The reasoning behind my theory of tolerances and software comes from 2 bad experiences with fly by wire throttle cars.
The first being an Astra which was borderline un drivable at times. It would die as you pulled out of junctions and backfire on change up if you used full throttle and high revs.
I eventually complained enough and Vauxhall sent a factory tech / trouble shooter to look at it. When it was revved with the bonnet open I figured out what the odd whoomph noise was. It was un burnt fuel igniting in the inlet manifold! At which he concluded that he knew what was wrong. He'd seen it before and told me it was due to tolerances and there was nothing much he could do. Although they did remap the ecu. This did improve things slightly but caused pre ignition. To be honest I couldn't have cared less.
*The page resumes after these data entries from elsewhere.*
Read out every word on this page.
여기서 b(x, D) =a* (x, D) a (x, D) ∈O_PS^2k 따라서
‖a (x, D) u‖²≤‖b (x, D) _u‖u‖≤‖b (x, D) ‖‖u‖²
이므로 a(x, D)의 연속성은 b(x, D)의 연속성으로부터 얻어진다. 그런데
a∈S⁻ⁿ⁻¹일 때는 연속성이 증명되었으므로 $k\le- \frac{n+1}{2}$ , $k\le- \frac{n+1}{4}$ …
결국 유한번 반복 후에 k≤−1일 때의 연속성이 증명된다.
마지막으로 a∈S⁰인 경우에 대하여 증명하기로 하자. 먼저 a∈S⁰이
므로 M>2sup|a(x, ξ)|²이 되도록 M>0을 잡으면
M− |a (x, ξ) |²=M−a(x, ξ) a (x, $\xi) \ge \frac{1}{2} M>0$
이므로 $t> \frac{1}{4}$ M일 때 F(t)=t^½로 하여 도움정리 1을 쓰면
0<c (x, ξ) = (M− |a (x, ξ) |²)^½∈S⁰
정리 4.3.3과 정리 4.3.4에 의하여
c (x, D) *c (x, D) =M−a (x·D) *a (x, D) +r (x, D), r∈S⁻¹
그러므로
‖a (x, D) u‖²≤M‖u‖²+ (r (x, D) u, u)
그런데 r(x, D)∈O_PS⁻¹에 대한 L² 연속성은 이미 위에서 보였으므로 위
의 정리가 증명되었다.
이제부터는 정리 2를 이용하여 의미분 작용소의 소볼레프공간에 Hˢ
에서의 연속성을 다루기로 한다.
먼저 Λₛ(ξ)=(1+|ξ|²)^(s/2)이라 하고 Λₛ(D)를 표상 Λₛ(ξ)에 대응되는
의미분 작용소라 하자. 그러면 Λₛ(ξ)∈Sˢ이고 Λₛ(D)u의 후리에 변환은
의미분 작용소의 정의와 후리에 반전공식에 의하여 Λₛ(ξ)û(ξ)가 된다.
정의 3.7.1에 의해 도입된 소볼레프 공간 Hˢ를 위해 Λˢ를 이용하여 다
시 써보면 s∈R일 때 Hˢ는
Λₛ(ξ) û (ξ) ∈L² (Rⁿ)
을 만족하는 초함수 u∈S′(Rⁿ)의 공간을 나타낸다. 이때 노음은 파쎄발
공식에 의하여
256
It was a lease car and I hated it with a vengeance by now. It was like the scene from Faulty Towers, I could have genuinely thrashed it to within an inch of its life. In fact some day's I would deliberately drive it on the rev limiter pretty much all day. It actually survived to 3 years / 100k miles.
The second dog was a Toyota Avensis diesel. Another fly by wire throttle.
If the trip computer could have talked it would have gone something like "thankyou for requesting 100% throttle. I will consider your request" cue 2 second pause followed by " I've considered your request and I don't feel like doing that, you can have 20%. Thankyou for risking your life with Toyota today"
Felt like it would last for ever but hated driving it in any sort of urban traffic.
I can really empathize with people who are suffering drivability issues compounded by the ridiculously poor response from fiat. Other manufacturers have actually been in way worse positions but they have reacted, recalling literally millions of cars.
I guess you mean subjective and I won't bother saying it again. It has no issues with hill starts.